Other questions to be proved, not pertinent here, then followed in the stipulation. The paragraph numbered "Two," of the questions to be proved, is the one in question here. Shell contends that it refers to the six months' period in which demand for compensation must be made, while claimant takes the position that it refers to the filing of his application for adjustment within the one year period of the statute. A claim for compensation is not required *198 to be filed. It need not be in writing but a verbal notice is sufficient. Corn Products Co. v. Industrial Com. 402 Ill. 250.

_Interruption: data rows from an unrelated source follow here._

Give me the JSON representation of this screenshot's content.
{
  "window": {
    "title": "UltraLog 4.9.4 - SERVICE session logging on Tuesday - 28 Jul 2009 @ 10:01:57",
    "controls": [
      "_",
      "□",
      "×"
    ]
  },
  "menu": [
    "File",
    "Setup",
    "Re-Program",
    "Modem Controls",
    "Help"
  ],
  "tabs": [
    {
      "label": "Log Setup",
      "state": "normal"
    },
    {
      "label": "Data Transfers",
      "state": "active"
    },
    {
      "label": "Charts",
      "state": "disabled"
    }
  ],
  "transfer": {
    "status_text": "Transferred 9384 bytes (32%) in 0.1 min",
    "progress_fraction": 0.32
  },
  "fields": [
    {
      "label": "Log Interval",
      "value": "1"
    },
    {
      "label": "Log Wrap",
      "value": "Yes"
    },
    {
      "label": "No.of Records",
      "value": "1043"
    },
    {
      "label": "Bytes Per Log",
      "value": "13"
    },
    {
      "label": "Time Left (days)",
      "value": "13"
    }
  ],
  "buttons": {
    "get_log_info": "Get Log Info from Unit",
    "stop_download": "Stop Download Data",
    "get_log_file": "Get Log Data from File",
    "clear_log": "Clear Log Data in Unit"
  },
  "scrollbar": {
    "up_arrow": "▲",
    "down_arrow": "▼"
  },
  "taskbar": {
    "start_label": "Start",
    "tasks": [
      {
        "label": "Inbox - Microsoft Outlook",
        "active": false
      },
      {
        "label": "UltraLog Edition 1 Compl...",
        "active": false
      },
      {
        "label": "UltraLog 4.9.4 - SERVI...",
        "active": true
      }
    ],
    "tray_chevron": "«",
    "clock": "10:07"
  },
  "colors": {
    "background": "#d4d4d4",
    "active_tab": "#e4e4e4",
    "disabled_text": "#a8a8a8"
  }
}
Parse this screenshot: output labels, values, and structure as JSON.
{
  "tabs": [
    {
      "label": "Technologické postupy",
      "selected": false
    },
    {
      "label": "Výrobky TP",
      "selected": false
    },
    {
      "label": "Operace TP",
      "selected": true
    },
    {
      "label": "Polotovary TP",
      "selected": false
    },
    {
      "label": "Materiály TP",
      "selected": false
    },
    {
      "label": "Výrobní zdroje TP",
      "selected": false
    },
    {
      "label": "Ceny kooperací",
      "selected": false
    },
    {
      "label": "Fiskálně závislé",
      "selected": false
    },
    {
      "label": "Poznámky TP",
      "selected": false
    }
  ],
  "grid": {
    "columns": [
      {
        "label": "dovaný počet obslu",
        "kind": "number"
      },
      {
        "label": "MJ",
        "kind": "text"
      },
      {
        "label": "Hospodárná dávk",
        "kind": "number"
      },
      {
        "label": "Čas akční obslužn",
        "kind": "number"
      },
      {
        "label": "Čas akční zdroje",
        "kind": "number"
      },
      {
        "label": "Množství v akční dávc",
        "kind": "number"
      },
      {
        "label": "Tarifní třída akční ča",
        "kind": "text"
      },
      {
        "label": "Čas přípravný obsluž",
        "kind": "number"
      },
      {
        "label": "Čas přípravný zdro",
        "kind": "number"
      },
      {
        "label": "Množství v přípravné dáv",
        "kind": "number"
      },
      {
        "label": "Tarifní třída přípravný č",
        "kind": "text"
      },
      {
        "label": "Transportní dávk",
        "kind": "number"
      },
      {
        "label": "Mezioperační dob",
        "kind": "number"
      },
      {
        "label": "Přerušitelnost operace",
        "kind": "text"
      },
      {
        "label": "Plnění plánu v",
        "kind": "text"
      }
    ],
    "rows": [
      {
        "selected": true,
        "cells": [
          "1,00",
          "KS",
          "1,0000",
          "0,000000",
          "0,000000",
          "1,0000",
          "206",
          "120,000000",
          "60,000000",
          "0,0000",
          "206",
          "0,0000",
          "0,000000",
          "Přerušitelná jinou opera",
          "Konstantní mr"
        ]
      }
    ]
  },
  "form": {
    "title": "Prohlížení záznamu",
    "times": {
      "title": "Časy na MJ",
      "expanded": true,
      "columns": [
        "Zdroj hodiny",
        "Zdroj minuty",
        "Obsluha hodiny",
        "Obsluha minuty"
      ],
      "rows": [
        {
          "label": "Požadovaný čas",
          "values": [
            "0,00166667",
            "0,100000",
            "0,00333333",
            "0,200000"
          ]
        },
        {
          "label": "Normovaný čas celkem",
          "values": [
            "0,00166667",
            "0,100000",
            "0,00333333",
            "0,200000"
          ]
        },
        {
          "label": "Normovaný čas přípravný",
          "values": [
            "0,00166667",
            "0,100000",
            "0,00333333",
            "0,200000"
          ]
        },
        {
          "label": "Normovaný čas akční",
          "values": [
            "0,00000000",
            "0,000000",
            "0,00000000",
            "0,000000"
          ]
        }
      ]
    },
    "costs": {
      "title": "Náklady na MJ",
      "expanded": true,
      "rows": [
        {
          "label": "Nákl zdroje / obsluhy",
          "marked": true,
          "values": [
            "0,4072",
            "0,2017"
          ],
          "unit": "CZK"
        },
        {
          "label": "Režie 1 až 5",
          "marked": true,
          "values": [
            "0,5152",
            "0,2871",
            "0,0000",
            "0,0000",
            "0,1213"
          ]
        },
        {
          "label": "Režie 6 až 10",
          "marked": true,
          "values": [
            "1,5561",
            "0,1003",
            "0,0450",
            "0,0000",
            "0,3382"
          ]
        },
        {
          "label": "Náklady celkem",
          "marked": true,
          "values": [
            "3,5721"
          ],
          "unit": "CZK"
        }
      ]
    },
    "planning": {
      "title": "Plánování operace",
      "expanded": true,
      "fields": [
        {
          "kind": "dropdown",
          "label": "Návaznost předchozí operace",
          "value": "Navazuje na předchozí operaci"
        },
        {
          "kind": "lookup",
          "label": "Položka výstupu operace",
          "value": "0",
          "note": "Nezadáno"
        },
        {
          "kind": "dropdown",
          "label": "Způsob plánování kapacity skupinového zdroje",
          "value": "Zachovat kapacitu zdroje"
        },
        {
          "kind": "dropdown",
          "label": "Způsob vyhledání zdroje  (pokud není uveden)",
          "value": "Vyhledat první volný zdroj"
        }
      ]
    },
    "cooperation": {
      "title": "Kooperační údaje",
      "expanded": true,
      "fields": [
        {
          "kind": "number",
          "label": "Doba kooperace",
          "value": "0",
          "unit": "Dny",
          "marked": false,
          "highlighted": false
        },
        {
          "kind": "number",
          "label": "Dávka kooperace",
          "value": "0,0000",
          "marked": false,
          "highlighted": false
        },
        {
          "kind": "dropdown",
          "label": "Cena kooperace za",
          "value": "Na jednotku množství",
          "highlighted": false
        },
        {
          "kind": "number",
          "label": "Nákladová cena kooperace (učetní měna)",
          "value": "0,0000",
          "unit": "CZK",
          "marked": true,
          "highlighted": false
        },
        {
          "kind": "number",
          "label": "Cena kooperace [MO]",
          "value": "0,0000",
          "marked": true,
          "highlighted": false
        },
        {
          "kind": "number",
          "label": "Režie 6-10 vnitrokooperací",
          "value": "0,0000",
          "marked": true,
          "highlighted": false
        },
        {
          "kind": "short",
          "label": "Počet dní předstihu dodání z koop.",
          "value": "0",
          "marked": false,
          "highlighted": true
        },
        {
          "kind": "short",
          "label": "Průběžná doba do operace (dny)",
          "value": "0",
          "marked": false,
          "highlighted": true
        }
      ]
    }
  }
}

Where a stipulation covers certain facts and then specifies the remaining questions to be proved, proof as to all other questions is waived. There is no doubt that the one-year provision of the statute remained in dispute and in the case to be proved. Shell does not concede that it may be disregarded but puts that issue clearly in the case by its motion to dismiss and argues it.
The arbitrator and the commission found that they had jurisdiction. Shell argued lack of jurisdiction before the commission and the court, but both decided against its contention. It made no effort to have the stipulation stricken or modified but merely took the position that it did not cover the six months' provision and that that issue was still in the case. As long as the stipulation stands it is conclusive between parties and cannot even be met by evidence tending to show that the facts are otherwise. Ward & Co. v. Industrial Com. 304 Ill. 576; City of Chicago v. Drexel, 141 Ill. 89.) In the Ward & Co. case we said: "One of the purposes of the Compensation act is to secure a speedy and economical settlement of claims for industrial accidents, and stipulations tending to expedite the hearing should be encouraged rather than discouraged by the courts, and should be enforced unless good cause is shown to the contrary. Parties will not be relieved from stipulations in the absence of a clear showing that the matter stipulated is untrue, * * *."
The commission being familiar with the manner in which its arbitrators handle matters by way of stipulation and having the stipulation before it and having determined that it had jurisdiction, we will not disturb its finding on that point. All other points have been considered but none of them require a reversal of the judgment and it is accordingly affirmed.